Cuando la vida se enquista y no nos damos cuenta, nuestro subconsciente se las arregla para descomponer lo que vivimos. Esa necesidad de cambio cuando el entorno conocido desaparece, nos arrastra y a pesar de la comodidad aparente en la que vivíamos nos vemos conminados a vivir situaciones nuevas, a veces traumáticas, en las que las presencias son distintas, las ausencias dolorosas, viéndonos obligados a inventarnos otra realidad, otro entorno sin vuelta atrás siendo la nostalgia la que se ocupa de nuestras vivencias y recuerdos.
Durante treinta años había luchado en la misma senda por los mismos principios y se había acostumbrado a ese padecer tranquilo que podía soportar, pero en un minuto escaso, todo se volvió un borrón.

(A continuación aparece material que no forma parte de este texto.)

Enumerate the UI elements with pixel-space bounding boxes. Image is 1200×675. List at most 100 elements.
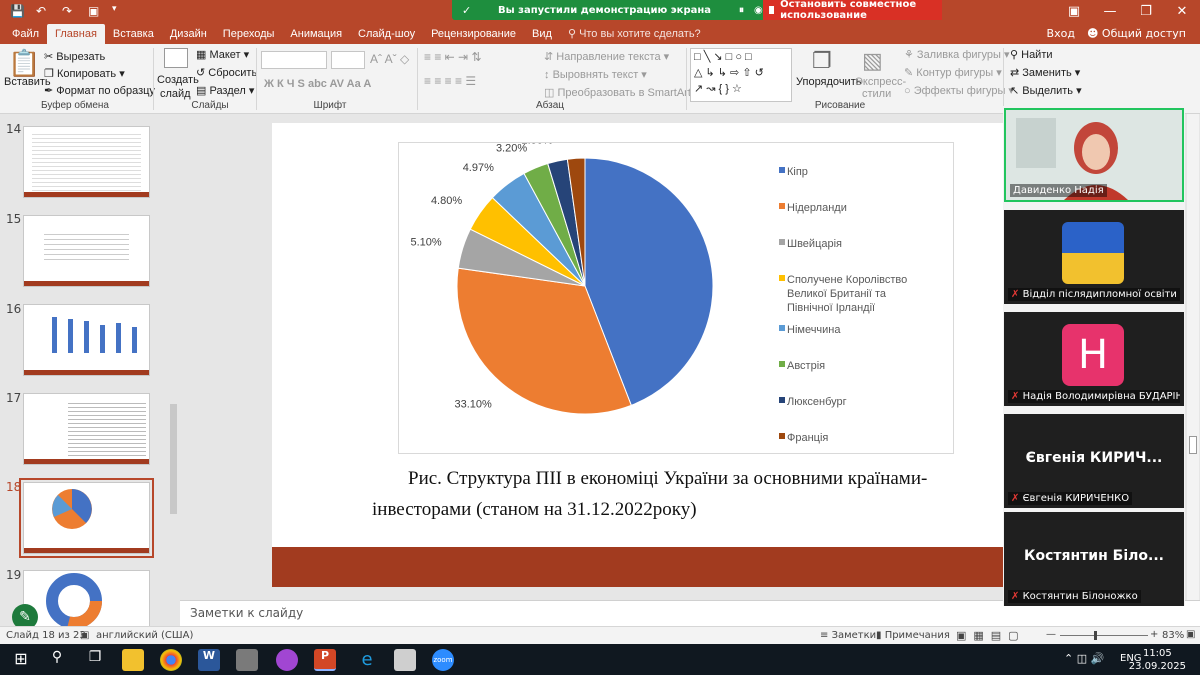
tab-review[interactable]: Рецензирование bbox=[423, 24, 524, 44]
shape-effects-button[interactable]: ○ Эффекты фигуры ▾ bbox=[904, 84, 1014, 97]
qat-dropdown-icon[interactable]: ▾ bbox=[112, 4, 117, 14]
notes-toggle-button[interactable]: ≡ Заметки bbox=[820, 630, 876, 641]
zoom-slider-thumb[interactable] bbox=[1094, 631, 1097, 640]
tell-me-search[interactable]: ⚲ Что вы хотите сделать? bbox=[560, 24, 709, 44]
close-icon[interactable]: ✕ bbox=[1164, 0, 1200, 24]
zoom-in-icon[interactable]: + bbox=[1150, 629, 1158, 640]
section-button[interactable]: ▤ Раздел ▾ bbox=[196, 84, 254, 97]
replace-button[interactable]: ⇄ Заменить ▾ bbox=[1010, 66, 1080, 79]
participant-tile[interactable]: Н ✗ Надія Володимирівна БУДАРІНА ... bbox=[1004, 312, 1184, 406]
font-size-controls-icon[interactable]: Aˆ Aˇ ◇ bbox=[370, 52, 409, 66]
scrollbar-thumb[interactable] bbox=[170, 404, 177, 514]
pause-icon[interactable]: ⏸ bbox=[739, 5, 744, 16]
cut-button[interactable]: ✂ Вырезать bbox=[44, 50, 105, 63]
paste-icon[interactable]: 📋 bbox=[8, 48, 40, 79]
powerpoint-icon[interactable]: P bbox=[314, 649, 336, 671]
select-button[interactable]: ↖ Выделить ▾ bbox=[1010, 84, 1082, 97]
tab-view[interactable]: Вид bbox=[524, 24, 560, 44]
tab-insert[interactable]: Вставка bbox=[105, 24, 162, 44]
tab-transitions[interactable]: Переходы bbox=[215, 24, 283, 44]
scanner-app-icon[interactable] bbox=[394, 649, 416, 671]
fit-to-window-icon[interactable]: ▣ bbox=[1186, 629, 1195, 640]
font-format-buttons[interactable]: Ж К Ч S abc AV Aa A bbox=[264, 78, 371, 90]
tab-design[interactable]: Дизайн bbox=[162, 24, 215, 44]
new-slide-button[interactable]: Создать bbox=[157, 74, 199, 86]
copy-button[interactable]: ❐ Копировать ▾ bbox=[44, 67, 125, 80]
word-icon[interactable]: W bbox=[198, 649, 220, 671]
smartart-button[interactable]: ◫ Преобразовать в SmartArt ▾ bbox=[544, 86, 699, 99]
divider bbox=[417, 48, 418, 110]
slide-thumbnail-16[interactable] bbox=[23, 304, 150, 376]
font-family-input[interactable] bbox=[261, 51, 327, 69]
slide-scrollbar[interactable] bbox=[1187, 114, 1199, 600]
language-indicator[interactable]: английский (США) bbox=[96, 630, 193, 641]
slide-thumbnail-18[interactable] bbox=[19, 478, 154, 558]
thumb-donut-chart bbox=[46, 573, 102, 626]
stop-sharing-button[interactable]: Остановить совместное использование bbox=[762, 0, 942, 21]
taskbar-clock[interactable]: 11:05 23.09.2025 bbox=[1129, 647, 1186, 673]
shape-fill-button[interactable]: ⚘ Заливка фигуры ▾ bbox=[904, 48, 1010, 61]
system-tray-icons[interactable]: ⌃ ◫ 🔊 bbox=[1064, 652, 1104, 665]
ribbon-options-icon[interactable]: ▣ bbox=[1056, 0, 1092, 24]
participant-tile[interactable]: ✗ Відділ післядипломної освіти bbox=[1004, 210, 1184, 304]
comments-toggle-button[interactable]: ▮ Примечания bbox=[876, 630, 950, 641]
tab-home[interactable]: Главная bbox=[47, 24, 105, 44]
slide-thumbnail-17[interactable] bbox=[23, 393, 150, 465]
arrange-icon[interactable]: ❐ bbox=[812, 48, 832, 74]
task-view-icon[interactable]: ❐ bbox=[84, 649, 106, 671]
file-explorer-icon[interactable] bbox=[122, 649, 144, 671]
zoom-out-icon[interactable]: — bbox=[1046, 629, 1056, 640]
edge-icon[interactable]: e bbox=[356, 649, 378, 671]
quick-styles-button[interactable]: Экспресс- bbox=[855, 76, 906, 88]
zoom-slider[interactable] bbox=[1060, 631, 1148, 640]
quick-styles-icon[interactable]: ▧ bbox=[862, 48, 883, 74]
font-size-input[interactable] bbox=[331, 51, 365, 69]
participant-tile[interactable]: Костянтин Біло... ✗ Костянтин Білоножко bbox=[1004, 512, 1184, 606]
slide-thumbnail-15[interactable] bbox=[23, 215, 150, 287]
tab-animations[interactable]: Анимация bbox=[282, 24, 350, 44]
participant-tile[interactable]: Євгенія КИРИЧ... ✗ Євгенія КИРИЧЕНКО bbox=[1004, 414, 1184, 508]
list-buttons-icon[interactable]: ≡ ≡ ⇤ ⇥ ⇅ bbox=[424, 50, 482, 64]
shape-outline-button[interactable]: ✎ Контур фигуры ▾ bbox=[904, 66, 1002, 79]
zoom-app-icon[interactable]: zoom bbox=[432, 649, 454, 671]
align-text-button[interactable]: ↕ Выровнять текст ▾ bbox=[544, 68, 647, 81]
chrome-icon[interactable] bbox=[160, 649, 182, 671]
find-button[interactable]: ⚲ Найти bbox=[1010, 48, 1053, 61]
pie-chart[interactable]: 33.10%5.10%4.80%4.97%3.20%2.50%2.20%Кіпр… bbox=[398, 131, 954, 454]
app-icon[interactable] bbox=[236, 649, 258, 671]
text-direction-button[interactable]: ⇵ Направление текста ▾ bbox=[544, 50, 669, 63]
slides-group-label: Слайды bbox=[191, 100, 229, 111]
tab-slideshow[interactable]: Слайд-шоу bbox=[350, 24, 423, 44]
save-icon[interactable]: 💾 bbox=[10, 4, 25, 18]
view-buttons[interactable]: ▣ ▦ ▤ ▢ bbox=[956, 629, 1019, 642]
restore-icon[interactable]: ❐ bbox=[1128, 0, 1164, 24]
format-painter-button[interactable]: ✒ Формат по образцу bbox=[44, 84, 155, 97]
redo-icon[interactable]: ↷ bbox=[62, 4, 72, 18]
share-button[interactable]: ☻ Общий доступ bbox=[1087, 24, 1186, 44]
browser-icon[interactable] bbox=[276, 649, 298, 671]
arrange-button[interactable]: Упорядочить bbox=[796, 76, 861, 88]
zoom-level[interactable]: 83% bbox=[1162, 630, 1184, 641]
minimize-icon[interactable]: — bbox=[1092, 0, 1128, 24]
search-icon[interactable]: ⚲ bbox=[46, 649, 68, 671]
spellcheck-icon[interactable]: ▣ bbox=[80, 630, 89, 641]
undo-icon[interactable]: ↶ bbox=[36, 4, 46, 18]
legend-swatch bbox=[779, 325, 785, 331]
align-buttons-icon[interactable]: ≡ ≡ ≡ ≡ ☰ bbox=[424, 74, 476, 88]
annotate-pen-icon[interactable]: ✎ bbox=[12, 604, 38, 626]
slide-thumbnail-14[interactable] bbox=[23, 126, 150, 198]
start-icon[interactable]: ⊞ bbox=[10, 649, 32, 671]
reset-button[interactable]: ↺ Сбросить bbox=[196, 66, 257, 79]
new-slide-icon[interactable] bbox=[164, 48, 188, 68]
participants-panel: Давиденко Надія ✗ Відділ післядипломної … bbox=[1003, 106, 1185, 606]
slide-thumbnail-19[interactable] bbox=[23, 570, 150, 626]
layout-button[interactable]: ▦ Макет ▾ bbox=[196, 48, 249, 61]
signin-link[interactable]: Вход bbox=[1047, 24, 1075, 44]
slideshow-start-icon[interactable]: ▣ bbox=[88, 4, 99, 18]
thumb-footer-bar bbox=[24, 459, 149, 464]
participant-tile-active-speaker[interactable]: Давиденко Надія bbox=[1004, 108, 1184, 202]
scrollbar-thumb[interactable] bbox=[1189, 436, 1197, 454]
shapes-gallery[interactable]: □ ╲ ↘ □ ○ □ △ ↳ ↳ ⇨ ⇧ ↺ ↗ ↝ { } ☆ bbox=[690, 48, 792, 102]
thumbnails-scrollbar[interactable] bbox=[167, 114, 179, 626]
tab-file[interactable]: Файл bbox=[4, 24, 47, 44]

Los perfiles y marcos de su existencia desaparecieron y muchos de sus pilares dejaron de sostenerla.
¡Esa sensación de no saber hacia dónde ir!
Probablemente era la única forma de combatir la mediocridad en la que se había instalado, la única forma de llegar a otra orilla.
La humillación del desencuentro social, la humillación del fracaso según los parámetros de su educación no la detuvieron y ahora sonríe desde esa nueva orilla, la que ella ha vuelto a elegir.
¿Quién le puede reprochar haber elegido la sonrisa?